The potent immunosuppressive effects of cytokine, transforming growth factor β (TGFβ) (Ristow, 1986), suggest that it may be valuable in the treatment of the immunological diseases. TGFβ has been shown to in vitro inhibit the proliferation of the immune-related cells including thymocytes, T- and B-lymphocytes, and hematopoietic progenitor cells, and production of immunoglobulins (Brandes et al., 1991). Previously, streptococcal cell wall (SCW)-induced chronic arthritis responses were modulated by TGFβ in rats (Cromatie et al., 1977).

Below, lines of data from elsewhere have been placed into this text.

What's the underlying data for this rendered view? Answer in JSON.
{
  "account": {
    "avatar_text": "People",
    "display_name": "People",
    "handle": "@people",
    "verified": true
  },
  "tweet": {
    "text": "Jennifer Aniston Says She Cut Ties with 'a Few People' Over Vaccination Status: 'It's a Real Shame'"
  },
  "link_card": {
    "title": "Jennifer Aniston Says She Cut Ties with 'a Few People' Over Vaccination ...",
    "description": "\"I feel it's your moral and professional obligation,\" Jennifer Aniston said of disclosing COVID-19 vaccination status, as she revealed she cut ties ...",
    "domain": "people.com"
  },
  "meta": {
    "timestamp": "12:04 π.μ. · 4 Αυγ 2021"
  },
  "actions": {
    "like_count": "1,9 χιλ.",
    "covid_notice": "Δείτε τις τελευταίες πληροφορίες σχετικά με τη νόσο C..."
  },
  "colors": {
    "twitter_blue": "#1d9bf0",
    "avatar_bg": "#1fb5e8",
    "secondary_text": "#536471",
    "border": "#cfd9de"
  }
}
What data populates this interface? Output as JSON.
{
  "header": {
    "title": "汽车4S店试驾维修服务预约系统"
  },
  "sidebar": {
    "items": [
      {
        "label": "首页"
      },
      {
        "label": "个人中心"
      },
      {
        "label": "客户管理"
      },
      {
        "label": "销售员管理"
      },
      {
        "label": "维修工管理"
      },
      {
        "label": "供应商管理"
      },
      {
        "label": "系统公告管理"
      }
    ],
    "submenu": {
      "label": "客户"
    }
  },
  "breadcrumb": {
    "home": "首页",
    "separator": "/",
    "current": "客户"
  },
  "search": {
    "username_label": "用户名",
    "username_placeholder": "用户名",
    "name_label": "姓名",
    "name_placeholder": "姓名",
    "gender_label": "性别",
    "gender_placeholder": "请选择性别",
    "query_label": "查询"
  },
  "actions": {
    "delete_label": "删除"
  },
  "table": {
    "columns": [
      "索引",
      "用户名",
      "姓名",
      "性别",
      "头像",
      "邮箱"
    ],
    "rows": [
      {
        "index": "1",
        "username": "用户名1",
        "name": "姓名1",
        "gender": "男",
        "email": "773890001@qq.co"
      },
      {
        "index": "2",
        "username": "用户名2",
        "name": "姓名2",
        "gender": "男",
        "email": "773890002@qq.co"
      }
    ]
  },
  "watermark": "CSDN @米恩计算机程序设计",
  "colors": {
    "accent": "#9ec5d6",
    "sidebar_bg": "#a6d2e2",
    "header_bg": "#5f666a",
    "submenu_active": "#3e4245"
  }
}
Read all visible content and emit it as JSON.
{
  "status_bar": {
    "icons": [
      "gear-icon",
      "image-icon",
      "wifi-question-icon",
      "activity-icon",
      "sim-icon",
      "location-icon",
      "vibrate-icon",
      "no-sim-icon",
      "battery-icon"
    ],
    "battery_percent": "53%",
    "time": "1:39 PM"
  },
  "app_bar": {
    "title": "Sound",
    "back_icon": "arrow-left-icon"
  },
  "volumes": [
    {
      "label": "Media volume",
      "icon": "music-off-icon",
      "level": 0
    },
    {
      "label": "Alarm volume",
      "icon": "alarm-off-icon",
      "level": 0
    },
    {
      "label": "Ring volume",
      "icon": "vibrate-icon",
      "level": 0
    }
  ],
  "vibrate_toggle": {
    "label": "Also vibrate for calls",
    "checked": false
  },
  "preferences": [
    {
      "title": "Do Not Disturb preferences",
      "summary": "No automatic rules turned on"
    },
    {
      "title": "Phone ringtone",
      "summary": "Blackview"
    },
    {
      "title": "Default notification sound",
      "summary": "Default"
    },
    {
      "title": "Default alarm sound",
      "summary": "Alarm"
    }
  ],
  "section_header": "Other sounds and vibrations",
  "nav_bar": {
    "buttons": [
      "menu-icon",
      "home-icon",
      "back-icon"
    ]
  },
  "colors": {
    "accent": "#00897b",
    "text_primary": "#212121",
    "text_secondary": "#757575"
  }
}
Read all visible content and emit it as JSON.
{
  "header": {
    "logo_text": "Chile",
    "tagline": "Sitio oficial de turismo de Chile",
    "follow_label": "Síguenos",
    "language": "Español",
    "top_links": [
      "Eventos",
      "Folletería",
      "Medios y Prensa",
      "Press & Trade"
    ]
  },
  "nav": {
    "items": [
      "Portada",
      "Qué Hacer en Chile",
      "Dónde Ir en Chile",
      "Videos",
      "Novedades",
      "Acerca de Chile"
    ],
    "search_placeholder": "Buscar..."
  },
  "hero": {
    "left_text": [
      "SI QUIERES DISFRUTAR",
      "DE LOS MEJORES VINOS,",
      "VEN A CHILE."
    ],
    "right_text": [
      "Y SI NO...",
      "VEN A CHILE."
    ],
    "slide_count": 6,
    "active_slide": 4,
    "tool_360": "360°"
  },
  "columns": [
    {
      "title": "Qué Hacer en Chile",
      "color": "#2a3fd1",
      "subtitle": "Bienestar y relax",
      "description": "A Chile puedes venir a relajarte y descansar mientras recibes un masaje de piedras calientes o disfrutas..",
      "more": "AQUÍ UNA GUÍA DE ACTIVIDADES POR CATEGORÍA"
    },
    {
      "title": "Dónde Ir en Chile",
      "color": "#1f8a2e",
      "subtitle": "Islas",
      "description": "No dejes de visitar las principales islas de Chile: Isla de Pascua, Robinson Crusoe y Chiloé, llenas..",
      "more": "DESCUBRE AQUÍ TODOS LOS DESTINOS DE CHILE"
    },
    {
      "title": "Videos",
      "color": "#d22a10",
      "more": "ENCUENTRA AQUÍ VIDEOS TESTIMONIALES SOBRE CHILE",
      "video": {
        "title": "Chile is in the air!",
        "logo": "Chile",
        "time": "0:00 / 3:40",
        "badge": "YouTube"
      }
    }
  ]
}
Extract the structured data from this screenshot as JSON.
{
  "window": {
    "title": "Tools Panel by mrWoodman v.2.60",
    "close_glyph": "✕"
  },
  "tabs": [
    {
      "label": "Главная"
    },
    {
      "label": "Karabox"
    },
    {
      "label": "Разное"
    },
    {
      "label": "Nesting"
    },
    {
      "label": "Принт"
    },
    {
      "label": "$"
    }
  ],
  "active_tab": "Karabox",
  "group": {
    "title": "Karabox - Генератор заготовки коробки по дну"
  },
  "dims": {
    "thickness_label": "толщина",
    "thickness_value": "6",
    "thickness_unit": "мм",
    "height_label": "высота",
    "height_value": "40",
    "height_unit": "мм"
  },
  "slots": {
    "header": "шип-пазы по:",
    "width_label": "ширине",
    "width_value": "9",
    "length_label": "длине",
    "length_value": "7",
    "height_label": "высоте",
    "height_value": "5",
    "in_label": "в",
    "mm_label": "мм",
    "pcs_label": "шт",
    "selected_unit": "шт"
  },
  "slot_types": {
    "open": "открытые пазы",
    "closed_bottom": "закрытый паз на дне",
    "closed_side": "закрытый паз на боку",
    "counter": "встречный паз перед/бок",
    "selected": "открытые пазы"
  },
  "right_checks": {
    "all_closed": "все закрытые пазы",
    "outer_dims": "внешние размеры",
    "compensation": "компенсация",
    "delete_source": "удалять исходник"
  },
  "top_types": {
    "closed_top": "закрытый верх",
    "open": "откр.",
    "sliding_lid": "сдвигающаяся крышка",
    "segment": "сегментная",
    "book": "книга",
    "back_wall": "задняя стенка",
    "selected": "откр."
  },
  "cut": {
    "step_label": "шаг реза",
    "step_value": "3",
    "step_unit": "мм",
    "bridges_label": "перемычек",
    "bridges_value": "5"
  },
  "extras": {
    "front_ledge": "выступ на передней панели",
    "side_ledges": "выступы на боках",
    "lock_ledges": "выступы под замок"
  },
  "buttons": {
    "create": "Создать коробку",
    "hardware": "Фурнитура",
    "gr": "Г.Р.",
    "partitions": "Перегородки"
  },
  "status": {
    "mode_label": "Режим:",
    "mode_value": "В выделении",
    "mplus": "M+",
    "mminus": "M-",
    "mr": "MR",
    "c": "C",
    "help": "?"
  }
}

In early research to find unidentified pharmacological effects of DAA, authors set out to investigate specific effects of DAA on arthritis animals by using an established arthritis mode (Kang et al., 2006). Then, we have evaluated DAA for its effectiveness on immune responses to type II collagen in the rat collagen-induced arthritis. The results showed that treatment with DAA, starting concurrently with either the initial or the booster immunization, can inhibit the onset and development of arthritis and the immune responses to collagen (Kang et al., 2006). Recently, we have observed the suppressive activity of DAA on the chronic RA model using SCW as an RA inducer, as reported for the TGFβ1. Therefore, to extend the pharmacological approach, the present study has been carried out to show that daily each administration of TGFβ1 and DAA reduce the acute and chronic phases of RA diseases with similar effects.